SRM-Geschäftsführer Wolfgang Streubel macht dafür gern die Terminverschiebung vom 16. auf den 2. Juli verantwortlich und das schlechte Wetter.
Aber damit macht er es sich etwas einfach.
Tatsache ist: Bezahlten im Vorjahr an drei Tagen noch 212.411 Zuschauer Eintritt, so wurden 2017 beim deutschen WM-Lauf an drei Tagen nur noch 164.801 Tickets verkauft. Ein stattlicher Rückgang um 47.610 Zuschauer. Es war das schlechteste Zuschauer-Ergebnis in diesem Jahrtausend.
Wer sich beim und nach dem Sachsenring-GP umhörte, wer sich die vielen Postings im Internet zu Gemüte führte, dem offenbarte sich ein recht klares Bild.
Die Zuschauer wenden sich vom Sachsenring ab, weil das Produkt nicht mehr stimmt, weil das Rahmenprogramm zu wünschen übrig lässt, weil in Assen, Brünn und Spielberg teilweise neue und starke Konkurrenz entstand. Teilweise wird die Parkplatzsituation bemängelt, es wird über unfreundliche Ordner auf den Tribünen Klage geführt, über rigorose Vorschriften bei der Getränkemitnahme und so weiter.
Vor allem aber wettern die Daheimgebliebenen, weil die Eintrittspreise gegenüber dem Vorjahr bei gleichbleibender Leistung um 30 Prozent angehoben wurden.

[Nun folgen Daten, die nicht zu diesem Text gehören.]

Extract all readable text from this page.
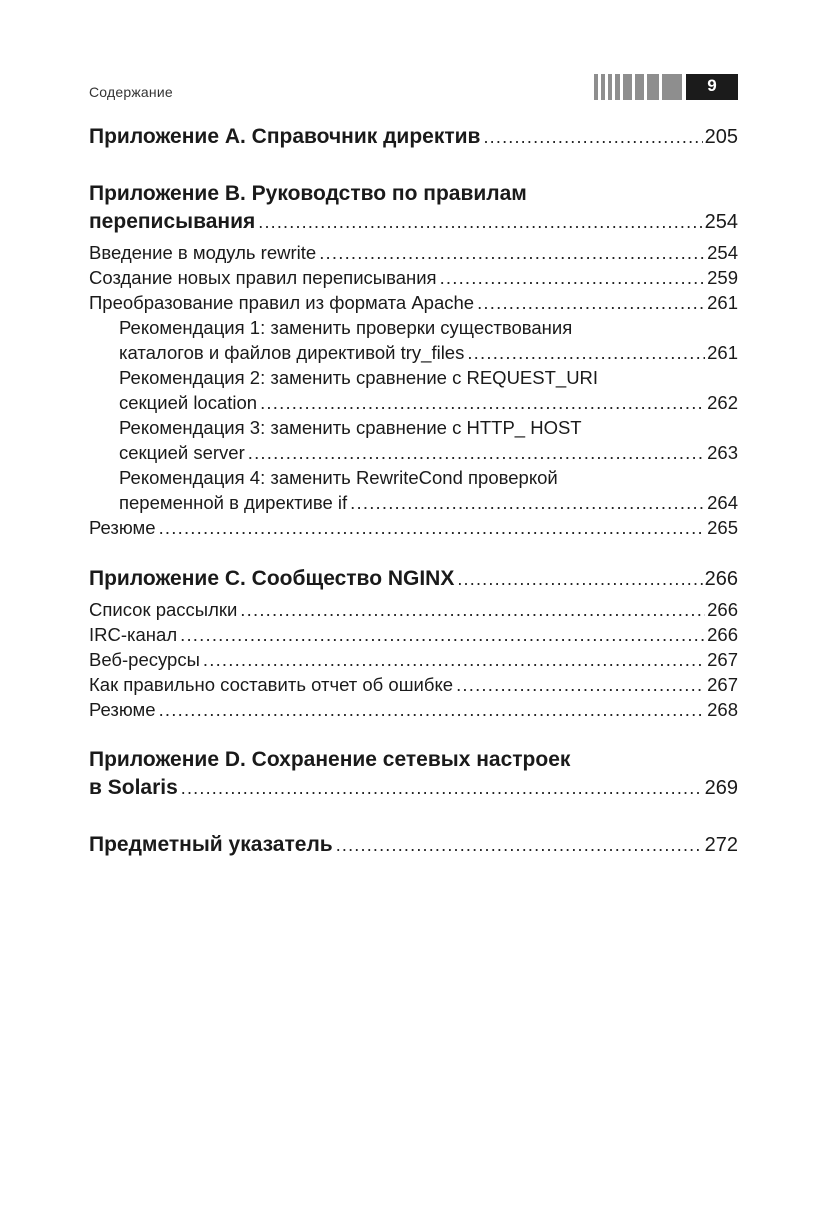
Содержание	9
Приложение A. Справочник директив .....	205
Приложение B. Руководство по правилам
переписывания .....	254
Введение в модуль rewrite .....	254
Создание новых правил переписывания .....	259
Преобразование правил из формата Apache .....	261
Рекомендация 1: заменить проверки существования
каталогов и файлов директивой try_files .....	261
Рекомендация 2: заменить сравнение с REQUEST_URI
секцией location .....	262
Рекомендация 3: заменить сравнение с HTTP_ HOST
секцией server .....	263
Рекомендация 4: заменить RewriteCond проверкой
переменной в директиве if .....	264
Резюме .....	265
Приложение C. Сообщество NGINX .....	266
Список рассылки .....	266
IRC-канал .....	266
Веб-ресурсы .....	267
Как правильно составить отчет об ошибке .....	267
Резюме .....	268
Приложение D. Сохранение сетевых настроек
в Solaris .....	269
Предметный указатель .....	272
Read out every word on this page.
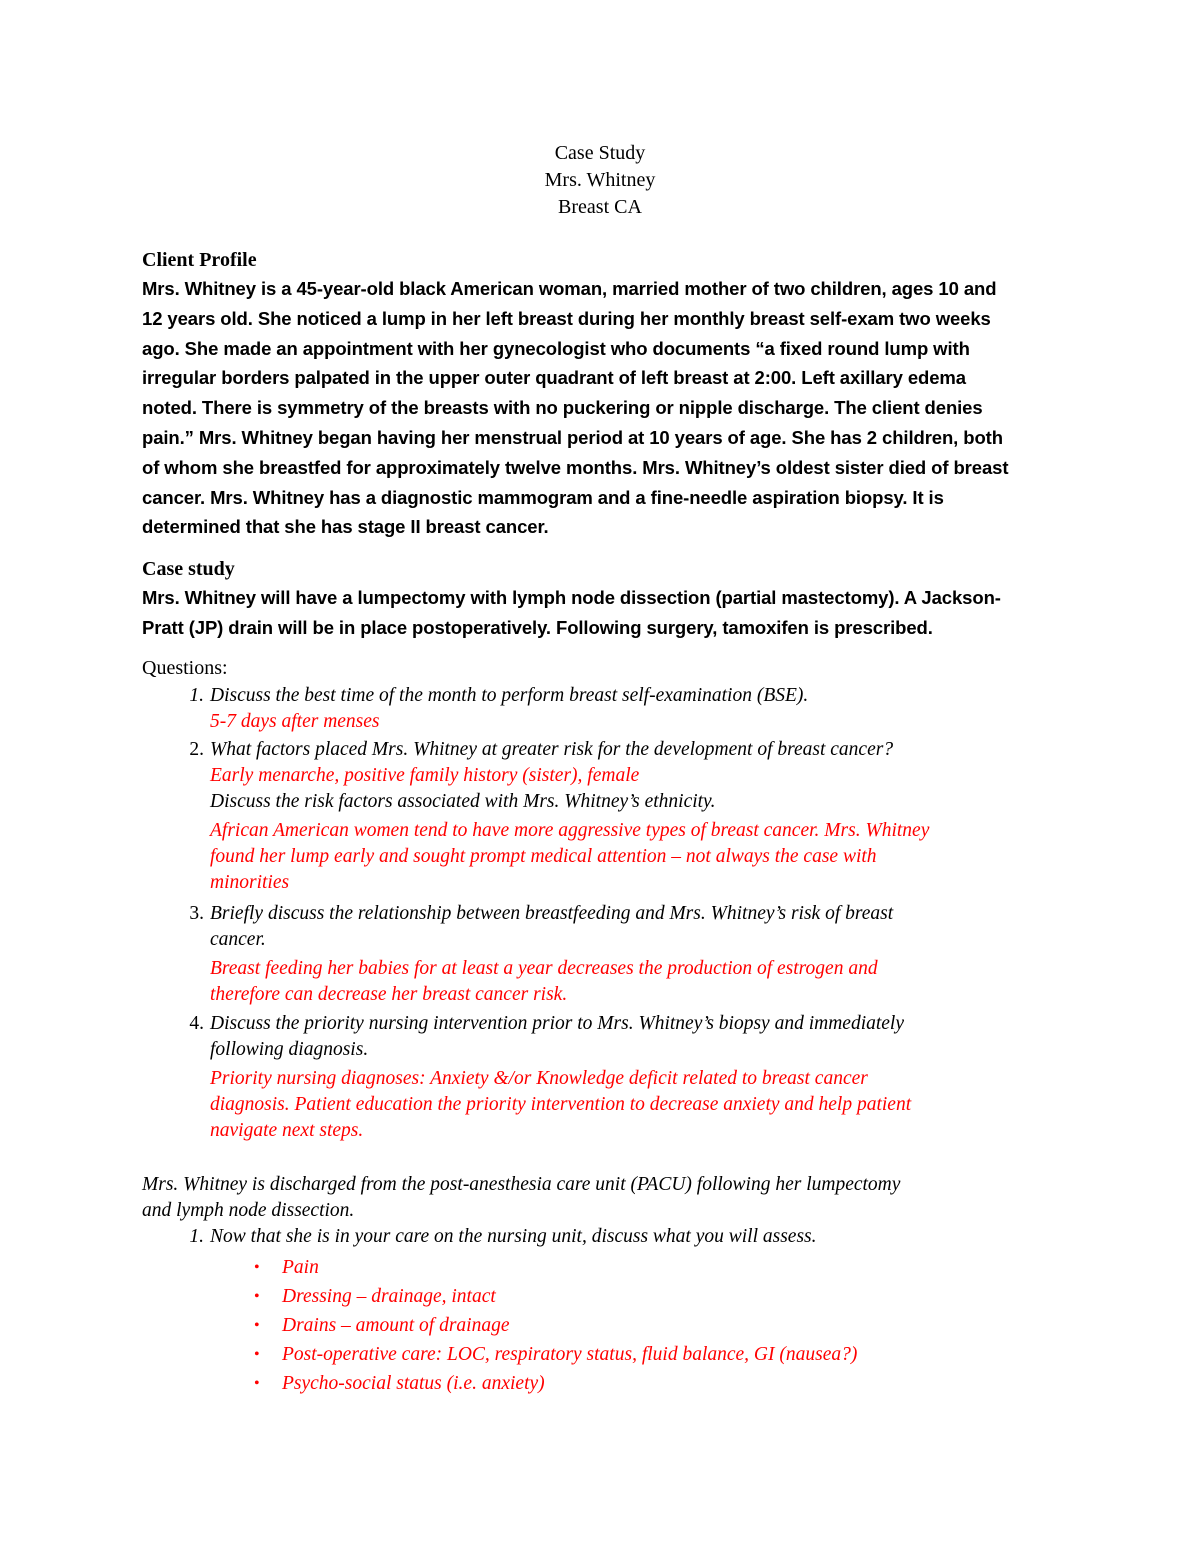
Case Study
Mrs. Whitney
Breast CA
Client Profile
Mrs. Whitney is a 45-year-old black American woman, married mother of two children, ages 10 and
12 years old. She noticed a lump in her left breast during her monthly breast self-exam two weeks
ago. She made an appointment with her gynecologist who documents “a fixed round lump with
irregular borders palpated in the upper outer quadrant of left breast at 2:00. Left axillary edema
noted. There is symmetry of the breasts with no puckering or nipple discharge. The client denies
pain.” Mrs. Whitney began having her menstrual period at 10 years of age. She has 2 children, both
of whom she breastfed for approximately twelve months. Mrs. Whitney’s oldest sister died of breast
cancer. Mrs. Whitney has a diagnostic mammogram and a fine-needle aspiration biopsy. It is
determined that she has stage II breast cancer.
Case study
Mrs. Whitney will have a lumpectomy with lymph node dissection (partial mastectomy). A Jackson-
Pratt (JP) drain will be in place postoperatively. Following surgery, tamoxifen is prescribed.
Questions:
1. Discuss the best time of the month to perform breast self-examination (BSE).
5-7 days after menses
2. What factors placed Mrs. Whitney at greater risk for the development of breast cancer?
Early menarche, positive family history (sister), female
Discuss the risk factors associated with Mrs. Whitney’s ethnicity.
African American women tend to have more aggressive types of breast cancer. Mrs. Whitney
found her lump early and sought prompt medical attention – not always the case with
minorities
3. Briefly discuss the relationship between breastfeeding and Mrs. Whitney’s risk of breast
cancer.
Breast feeding her babies for at least a year decreases the production of estrogen and
therefore can decrease her breast cancer risk.
4. Discuss the priority nursing intervention prior to Mrs. Whitney’s biopsy and immediately
following diagnosis.
Priority nursing diagnoses: Anxiety &/or Knowledge deficit related to breast cancer
diagnosis. Patient education the priority intervention to decrease anxiety and help patient
navigate next steps.
Mrs. Whitney is discharged from the post-anesthesia care unit (PACU) following her lumpectomy
and lymph node dissection.
1. Now that she is in your care on the nursing unit, discuss what you will assess.
• Pain
• Dressing – drainage, intact
• Drains – amount of drainage
• Post-operative care: LOC, respiratory status, fluid balance, GI (nausea?)
• Psycho-social status (i.e. anxiety)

So ein Geschäftsmodell kann sich heute kein ernstzunehmendes Unternehmen leisten. Der finanzielle Schiffbruch war vorprogrammiert, die unerfreulichen Ticketverkaufszahlen kündigten sich schon Monate vorher an.
Die SRM Gmbh reagierte höchst ungeschickt mit einer Rabattaktion, die voll in die Hosen ging.
Herbst 2011: Die SRM GmbH sprang fröhlich ein
Zur Erinnerung: Der ADAC Sachsen stieg als GP-Promoter Ende 2011 aus, weil die Dorna ihre Gebühren vom anfänglichen Freundschaftspreis von 1,7 Mio Euro für 2012 auf 3 Millionen Euro erhöhte. Der ADAC Sachsen befürchtete einen Verlust von 650.000 Euro im Jahr 2012. Die SRM sprang trotzdem hurtig und fröhlich in die Bresche, und während Streubel jahrelang von einer schwarzen Null faselte, wuchsen die Verbindlichkeiten zügig auf 1,2 Millionen Euro.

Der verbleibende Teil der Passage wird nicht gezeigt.